Adenosine A(2A) receptors mediate hypoxic inhibition of fetal breathing in sheep.

OBJECTIVE: Hypoxia inhibits fetal breathing through activation of central adenosine (ADO) receptors that modulate fetal behavioral state. This study was designed to determine whether adenosine A(1) and/or A(2A)receptor subtypes mediate the depressant effects of hypoxia. STUDY DESIGN: In 14 chronically catheterized fetal sheep (>0.8 term), hypoxemia was induced by having the ewe breathe a gas mixture of 9% oxygen for 1 hour. During hypoxia, the fetus was infused intra-arterially with a vehicle or an antagonist for adenosine A(1) or A(2A) receptors. Statistical analysis was performed by using analysis of variance with Tukey's least significant difference criterion.
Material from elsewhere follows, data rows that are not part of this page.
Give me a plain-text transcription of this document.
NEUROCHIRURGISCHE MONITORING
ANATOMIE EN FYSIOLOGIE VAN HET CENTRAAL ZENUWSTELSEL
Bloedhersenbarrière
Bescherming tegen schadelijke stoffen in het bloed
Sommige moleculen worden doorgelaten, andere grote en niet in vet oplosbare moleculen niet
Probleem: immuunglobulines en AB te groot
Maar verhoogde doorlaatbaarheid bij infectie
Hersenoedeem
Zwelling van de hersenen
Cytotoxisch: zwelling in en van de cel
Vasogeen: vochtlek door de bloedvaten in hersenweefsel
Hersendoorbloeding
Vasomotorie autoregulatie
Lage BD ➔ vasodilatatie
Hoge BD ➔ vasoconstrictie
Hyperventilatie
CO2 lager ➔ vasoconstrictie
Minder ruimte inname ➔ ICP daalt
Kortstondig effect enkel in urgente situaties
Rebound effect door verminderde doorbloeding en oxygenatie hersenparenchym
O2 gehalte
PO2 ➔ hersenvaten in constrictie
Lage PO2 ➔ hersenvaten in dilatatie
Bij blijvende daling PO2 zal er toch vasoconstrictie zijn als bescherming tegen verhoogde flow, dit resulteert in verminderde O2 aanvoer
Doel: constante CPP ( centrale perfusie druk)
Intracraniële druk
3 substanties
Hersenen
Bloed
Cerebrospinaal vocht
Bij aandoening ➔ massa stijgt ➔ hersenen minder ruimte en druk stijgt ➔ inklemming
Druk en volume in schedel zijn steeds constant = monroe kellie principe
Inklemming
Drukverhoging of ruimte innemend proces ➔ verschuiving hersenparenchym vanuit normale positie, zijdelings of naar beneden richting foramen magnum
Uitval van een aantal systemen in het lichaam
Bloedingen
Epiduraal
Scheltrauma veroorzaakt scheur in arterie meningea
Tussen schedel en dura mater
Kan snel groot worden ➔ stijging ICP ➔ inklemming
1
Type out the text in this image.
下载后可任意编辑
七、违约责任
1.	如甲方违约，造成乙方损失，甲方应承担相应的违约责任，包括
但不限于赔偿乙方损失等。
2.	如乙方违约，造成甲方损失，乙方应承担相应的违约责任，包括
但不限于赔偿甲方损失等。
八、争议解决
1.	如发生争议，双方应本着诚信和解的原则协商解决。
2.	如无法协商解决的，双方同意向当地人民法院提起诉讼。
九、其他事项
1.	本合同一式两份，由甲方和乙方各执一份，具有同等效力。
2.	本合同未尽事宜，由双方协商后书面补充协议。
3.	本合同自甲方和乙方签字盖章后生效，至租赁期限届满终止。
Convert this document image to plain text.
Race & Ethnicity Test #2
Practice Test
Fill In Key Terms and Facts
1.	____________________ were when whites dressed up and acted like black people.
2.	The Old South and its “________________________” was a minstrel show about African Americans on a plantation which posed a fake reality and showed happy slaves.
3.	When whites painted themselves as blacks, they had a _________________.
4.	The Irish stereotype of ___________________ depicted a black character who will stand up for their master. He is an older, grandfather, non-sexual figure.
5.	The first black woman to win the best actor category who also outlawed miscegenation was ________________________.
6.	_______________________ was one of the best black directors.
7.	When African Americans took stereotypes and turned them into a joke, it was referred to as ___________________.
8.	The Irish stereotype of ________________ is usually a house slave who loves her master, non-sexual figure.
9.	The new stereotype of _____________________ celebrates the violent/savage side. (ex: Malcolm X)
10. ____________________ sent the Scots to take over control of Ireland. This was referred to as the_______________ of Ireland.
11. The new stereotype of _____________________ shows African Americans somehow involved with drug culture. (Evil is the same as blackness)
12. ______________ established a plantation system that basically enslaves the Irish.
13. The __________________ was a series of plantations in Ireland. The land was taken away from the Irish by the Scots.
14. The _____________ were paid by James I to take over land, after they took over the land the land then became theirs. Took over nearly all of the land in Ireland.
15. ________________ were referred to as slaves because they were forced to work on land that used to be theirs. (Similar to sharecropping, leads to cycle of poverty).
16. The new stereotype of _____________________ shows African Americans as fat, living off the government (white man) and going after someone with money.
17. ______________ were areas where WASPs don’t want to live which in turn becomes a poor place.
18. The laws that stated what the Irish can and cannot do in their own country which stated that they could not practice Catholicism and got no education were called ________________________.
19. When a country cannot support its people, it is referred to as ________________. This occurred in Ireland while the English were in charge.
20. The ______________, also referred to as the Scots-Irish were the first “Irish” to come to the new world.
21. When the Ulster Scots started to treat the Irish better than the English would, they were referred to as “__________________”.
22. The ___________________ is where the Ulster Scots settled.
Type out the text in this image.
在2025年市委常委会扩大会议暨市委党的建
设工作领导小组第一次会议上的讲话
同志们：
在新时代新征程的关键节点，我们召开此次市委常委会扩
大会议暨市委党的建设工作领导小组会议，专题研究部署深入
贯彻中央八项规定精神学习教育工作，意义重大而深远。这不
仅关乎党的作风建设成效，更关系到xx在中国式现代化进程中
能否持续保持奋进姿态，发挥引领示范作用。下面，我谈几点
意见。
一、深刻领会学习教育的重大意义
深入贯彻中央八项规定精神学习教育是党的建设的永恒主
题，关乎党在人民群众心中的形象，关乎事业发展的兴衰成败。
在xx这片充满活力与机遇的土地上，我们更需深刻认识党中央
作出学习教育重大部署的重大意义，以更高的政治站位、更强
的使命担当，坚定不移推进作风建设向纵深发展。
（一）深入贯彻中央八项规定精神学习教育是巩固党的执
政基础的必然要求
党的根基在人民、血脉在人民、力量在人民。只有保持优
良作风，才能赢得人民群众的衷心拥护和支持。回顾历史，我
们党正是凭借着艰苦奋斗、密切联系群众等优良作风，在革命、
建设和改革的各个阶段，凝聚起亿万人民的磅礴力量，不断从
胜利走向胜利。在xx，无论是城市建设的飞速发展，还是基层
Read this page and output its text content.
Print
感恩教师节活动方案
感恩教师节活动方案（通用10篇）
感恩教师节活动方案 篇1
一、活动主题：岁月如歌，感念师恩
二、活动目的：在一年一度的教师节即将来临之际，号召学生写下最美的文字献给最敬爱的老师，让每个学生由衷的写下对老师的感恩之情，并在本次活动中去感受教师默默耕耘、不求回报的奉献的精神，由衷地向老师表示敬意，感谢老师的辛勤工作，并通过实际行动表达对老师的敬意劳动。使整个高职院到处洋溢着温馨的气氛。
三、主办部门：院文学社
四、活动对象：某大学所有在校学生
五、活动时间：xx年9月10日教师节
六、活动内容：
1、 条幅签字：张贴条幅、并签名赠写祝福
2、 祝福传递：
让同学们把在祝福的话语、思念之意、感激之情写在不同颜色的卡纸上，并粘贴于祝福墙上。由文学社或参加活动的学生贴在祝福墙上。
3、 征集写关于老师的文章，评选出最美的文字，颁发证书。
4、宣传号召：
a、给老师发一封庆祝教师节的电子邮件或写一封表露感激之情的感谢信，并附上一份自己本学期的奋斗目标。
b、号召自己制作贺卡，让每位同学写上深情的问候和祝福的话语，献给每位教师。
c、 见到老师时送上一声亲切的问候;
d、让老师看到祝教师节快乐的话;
RESULTS: Fetal isocapnic hypoxemia (PaO(2): control, approximately 24 mm Hg; hypoxia, approximately 14 mm Hg) virtually eliminated rapid eye movements and breathing when the fetus was infused with vehicle or the A(1) receptor antagonist. In contrast, adenosine A(2A) receptor blockade abolished the hypoxia-induced arrest of rapid eye movements and breathing. CONCLUSION: Hypoxic inhibition of rapid eye movements and breathing is critically dependent on activation of adenosine A(2A) receptors.